While geopolitics analysts focus on what, exactly, should be sold to Vietnam while balancing relations with China, Trump evidently sees the potential sales as a business opportunity.
At a meeting with Phuc during a November 2017 state visit to Hanoi, Trump virtually instructed his counterpart to buy U.S. arms. “We make the best equipment, we make the best military gear and planes and anything you can name,” he said to Phuc inside Vietnam’s presidential palace.
“The missiles are in a category that nobody even comes close,” he added.
While there is no evidence that missiles are forthcoming—likely a bridge too far for both Washington and Beijing alike—weapons sales have been coming slowly but steadily. The Louisiana-based company Metal Shark Boats, which counts the U.S. Navy and Coast Guard as clients, has sold a dozen military patrol boats to Vietnam since 2017, while Boeing has reportedly been selling reconnaissance drones to Hanoi.

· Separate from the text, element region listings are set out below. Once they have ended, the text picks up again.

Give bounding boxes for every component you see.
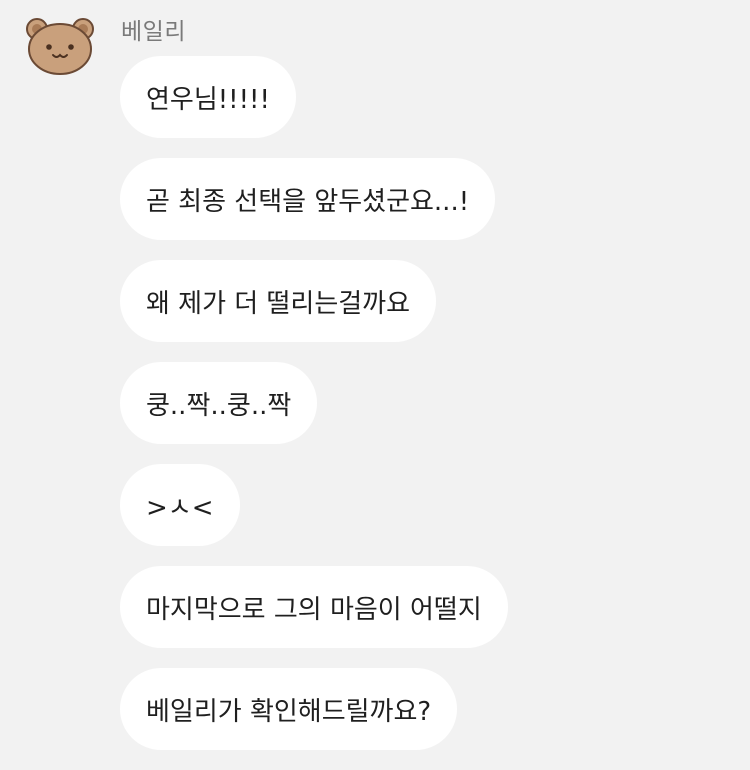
- message-list: 연우님!!!!! 곧 최종 선택을 앞두셨군요...! 왜 제가 더 떨리는걸까…: [120, 56, 508, 770]
- message-bubble[interactable]: 쿵..짝..쿵..짝: [120, 362, 318, 444]
- bear-face-icon[interactable]: [24, 16, 96, 76]
- message-bubble[interactable]: 왜 제가 더 떨리는걸까요: [120, 260, 436, 342]
- sender-name: 베일리: [121, 19, 186, 45]
- message-bubble[interactable]: 곧 최종 선택을 앞두셨군요...!: [120, 158, 496, 240]
- message-bubble[interactable]: 베일리가 확인해드릴까요?: [120, 668, 458, 750]
- message-bubble[interactable]: 마지막으로 그의 마음이 어떨지: [120, 566, 508, 648]
- message-bubble[interactable]: >ㅅ<: [120, 464, 240, 546]
- message-bubble[interactable]: 연우님!!!!!: [120, 56, 296, 138]
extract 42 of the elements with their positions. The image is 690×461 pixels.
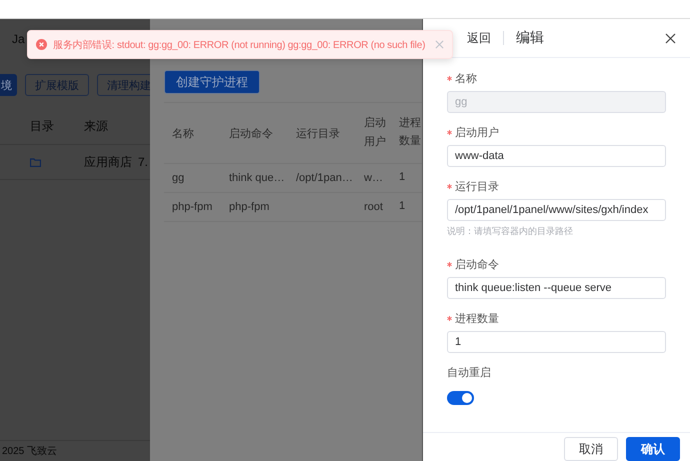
field-label: 运行目录: [455, 180, 499, 194]
table-cell-text: 1: [398, 199, 406, 214]
input-field: gg: [447, 91, 666, 113]
error-icon: [36, 39, 47, 50]
column-header: 来源: [84, 118, 109, 134]
confirm-button[interactable]: 确认: [626, 437, 680, 461]
column-header: 运行目录: [295, 126, 341, 140]
page-title: Ja: [12, 32, 25, 46]
column-header: 进程数量: [398, 116, 422, 149]
drawer-title: 编辑: [516, 29, 545, 47]
input-field[interactable]: 1: [447, 331, 666, 353]
cancel-button[interactable]: 取消: [564, 437, 618, 461]
column-header: 启动用户: [363, 116, 387, 150]
back-link[interactable]: 返回: [467, 30, 491, 46]
input-field[interactable]: think queue:listen --queue serve: [447, 277, 666, 299]
footer-text: 2025 飞致云: [2, 445, 58, 458]
field-label: 进程数量: [455, 312, 499, 326]
column-header: 名称: [171, 126, 195, 140]
help-text: 说明：请填写容器内的目录路径: [447, 225, 574, 238]
table-cell-text: 1: [398, 170, 406, 186]
table-cell-text: 应用商店: [84, 154, 133, 170]
toggle-switch[interactable]: [447, 391, 474, 405]
field-label: 启动命令: [455, 258, 499, 272]
field-label: 启动用户: [455, 126, 499, 140]
table-cell-text: php-fpm: [171, 201, 214, 213]
column-header: 启动命令: [228, 126, 274, 140]
input-field[interactable]: /opt/1panel/1panel/www/sites/gxh/index: [447, 199, 666, 221]
table-cell-text: think que…: [228, 172, 286, 184]
table-cell-text: php-fpm: [228, 201, 270, 213]
error-message: 服务内部错误: stdout: gg:gg_00: ERROR (not running) gg:gg_00: ERROR (no such file): [53, 38, 426, 52]
primary-button[interactable]: 境: [0, 74, 17, 96]
table-cell-text: 7.: [138, 155, 150, 169]
field-label: 自动重启: [447, 366, 491, 380]
input-field[interactable]: www-data: [447, 145, 666, 167]
close-icon[interactable]: [665, 32, 676, 44]
table-cell-text: /opt/1pan…: [295, 172, 354, 184]
table-cell-text: root: [363, 201, 384, 213]
column-header: 目录: [29, 118, 55, 134]
table-cell-text: gg: [171, 172, 186, 184]
field-label: 名称: [455, 72, 477, 86]
create-process-button[interactable]: 创建守护进程: [164, 70, 260, 94]
table-cell-text: w…: [363, 172, 384, 184]
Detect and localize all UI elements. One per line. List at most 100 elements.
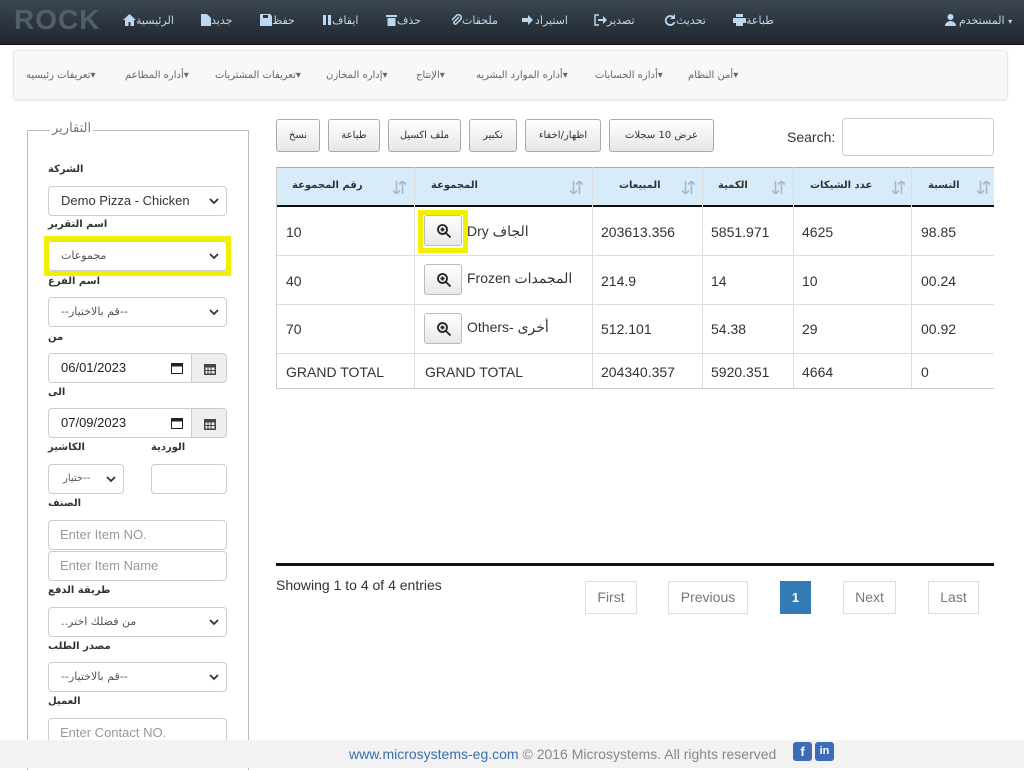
show-10-records-button[interactable]: عرض 10 سجلات: [609, 119, 714, 152]
linkedin-icon[interactable]: in: [815, 742, 834, 761]
previous-page-button[interactable]: Previous: [668, 581, 748, 614]
shift-input[interactable]: [151, 464, 227, 494]
menu-label: إداره المخازن: [326, 70, 383, 81]
menu-hr[interactable]: أداره الموارد البشريه▾: [476, 70, 568, 81]
caret-down-icon: ▾: [90, 70, 96, 81]
print-button[interactable]: طباعة: [729, 14, 774, 27]
export-button[interactable]: تصدير: [590, 14, 635, 27]
menu-label: أداره الحسابات: [595, 70, 658, 81]
cashier-select[interactable]: ختيار--: [48, 464, 124, 494]
order-source-value: --قم بالاختيار--: [61, 670, 128, 683]
facebook-icon[interactable]: f: [793, 742, 812, 761]
menu-system-security[interactable]: أمن النظام▾: [688, 70, 738, 81]
header-check-count[interactable]: عدد الشيكات: [810, 180, 872, 191]
table-info: Showing 1 to 4 of 4 entries: [276, 577, 442, 593]
sort-icon[interactable]: [570, 181, 583, 194]
item-number-input[interactable]: Enter Item NO.: [48, 520, 227, 550]
top-toolbar: ROCK الرئيسية جديد حفظ ايقاف حذف ملحقات …: [0, 0, 1024, 45]
menu-accounts[interactable]: أداره الحسابات▾: [595, 70, 663, 81]
cell-sales: 512.101: [601, 321, 652, 337]
payment-method-value: ..من فضلك اختر: [61, 615, 137, 628]
sort-icon[interactable]: [977, 181, 990, 194]
last-page-button[interactable]: Last: [928, 581, 979, 614]
calendar-picker-icon[interactable]: [171, 362, 183, 374]
total-group-number: GRAND TOTAL: [286, 364, 385, 380]
excel-export-button[interactable]: ملف اكسيل: [388, 119, 461, 152]
app-logo: ROCK: [14, 4, 101, 35]
header-group-number[interactable]: رقم المجموعة: [292, 180, 363, 191]
cell-percentage: 00.92: [921, 321, 957, 337]
refresh-button[interactable]: تحديث: [660, 14, 706, 27]
sort-icon[interactable]: [393, 181, 406, 194]
delete-label: حذف: [397, 14, 421, 27]
chevron-down-icon: [209, 309, 219, 316]
refresh-icon: [664, 14, 676, 26]
print-label: طباعة: [746, 14, 774, 27]
attachments-button[interactable]: ملحقات: [446, 13, 498, 27]
from-label: من: [48, 332, 64, 343]
new-label: جديد: [211, 14, 233, 27]
caret-down-icon: ▾: [439, 70, 445, 81]
cell-group-number: 40: [286, 273, 302, 289]
header-quantity[interactable]: الكمية: [718, 180, 748, 191]
header-group[interactable]: المجموعة: [431, 180, 478, 191]
from-calendar-button[interactable]: [191, 353, 227, 383]
user-menu[interactable]: المستخدم ▾: [945, 14, 1012, 27]
import-button[interactable]: استيراد: [518, 14, 568, 27]
total-check-count: 4664: [802, 364, 834, 380]
menu-warehouses[interactable]: إداره المخازن▾: [326, 70, 388, 81]
export-icon: [594, 14, 607, 26]
details-button[interactable]: [424, 264, 462, 295]
calendar-picker-icon[interactable]: [171, 417, 183, 429]
client-label: العميل: [48, 696, 81, 707]
menu-label: أداره الموارد البشريه: [476, 70, 563, 81]
user-icon: [945, 14, 956, 26]
cell-sales: 203613.356: [601, 224, 675, 240]
zoom-in-icon: [437, 273, 451, 287]
print-table-button[interactable]: طباعة: [328, 119, 380, 152]
payment-method-select[interactable]: ..من فضلك اختر: [48, 607, 227, 637]
to-label: الى: [48, 387, 66, 398]
from-date-input[interactable]: 06/01/2023: [48, 353, 192, 383]
payment-method-label: طريقة الدفع: [48, 585, 111, 596]
item-label: الصنف: [48, 498, 82, 509]
branch-value: --قم بالاختيار--: [61, 305, 128, 318]
to-calendar-button[interactable]: [191, 408, 227, 438]
search-input[interactable]: [842, 118, 994, 156]
company-select[interactable]: Demo Pizza - Chicken: [48, 186, 227, 216]
home-button[interactable]: الرئيسية: [119, 14, 174, 27]
new-button[interactable]: جديد: [197, 14, 232, 27]
first-page-button[interactable]: First: [585, 581, 637, 614]
cell-group: Dry الجاف: [467, 223, 529, 239]
toggle-columns-button[interactable]: اظهار/اخفاء: [525, 119, 601, 152]
printer-icon: [733, 14, 746, 26]
zoom-button[interactable]: تكبير: [469, 119, 517, 152]
menu-purchasing[interactable]: تعريفات المشتريات▾: [215, 70, 301, 81]
cell-quantity: 5851.971: [711, 224, 770, 240]
menu-production[interactable]: الإنتاج▾: [416, 70, 445, 81]
order-source-select[interactable]: --قم بالاختيار--: [48, 662, 227, 692]
menu-main-definitions[interactable]: تعريفات رئيسيه▾: [26, 70, 96, 81]
cell-group-number: 10: [286, 224, 302, 240]
header-percentage[interactable]: النسبة: [928, 180, 960, 191]
menu-restaurants[interactable]: أداره المطاعم▾: [125, 70, 189, 81]
item-name-input[interactable]: Enter Item Name: [48, 551, 227, 581]
details-button[interactable]: [424, 313, 462, 344]
copy-button[interactable]: نسخ: [276, 119, 320, 152]
sort-icon[interactable]: [892, 181, 905, 194]
cell-group: Others- أخرى: [467, 319, 549, 335]
next-page-button[interactable]: Next: [843, 581, 896, 614]
header-sales[interactable]: المبيعات: [619, 180, 661, 191]
caret-down-icon: ▾: [733, 70, 739, 81]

The Vietnamese aviation industry may have also picked up on Trump’s hint to buy American. In a particularly bizarre move, the FLC Group, a Hanoi-based conglomerate largely focused on real estate, agreed this year to buy 20 Boeing 787 Dreamliners at $5.6 billion for its planned Bamboo Airways, a staggeringly massive number of planes for a start-up. And Vietjet, the country’s largest privately owned airline, agreed in July to spend $12.7 billion for 100 Boeing 737s. While the trade deficit is almost certainly not going to be eliminated, Vietnam has acutely responded to Trump’s most high-profile recommendations.
As the world’s most populous country, China still has some advantages over Vietnam. China’s workforce, while older than Vietnam’s and not particularly better educated, still has more highly skilled workers thanks to sheer size. Manufacturing in the world’s second-largest economy also has its perks, with firms able to access Chinese consumers without crossing borders. Vietnam will have to train its workforce harder and faster to compete. Some progress is being made—Vietnamese university students in the United States already comprise the sixth-largest student population by nationality, slightly less than neighboring Canada and more than Mexico.
But with China likely to remain a rival to the West for the foreseeable future, Vietnam’s willingness to get along with power centers in North America and Europe provides a political advantage that’s unlikely to vanish, and its growing strategic partnership with the Pentagon links the U.S. bilateral economic relationship with defense. Already climbing the ladder of the global supply chain and willing to make reforms to accommodate free trade agreements, Vietnam has become not just a cheaper but also a friendlier alternative to China in the Trump era.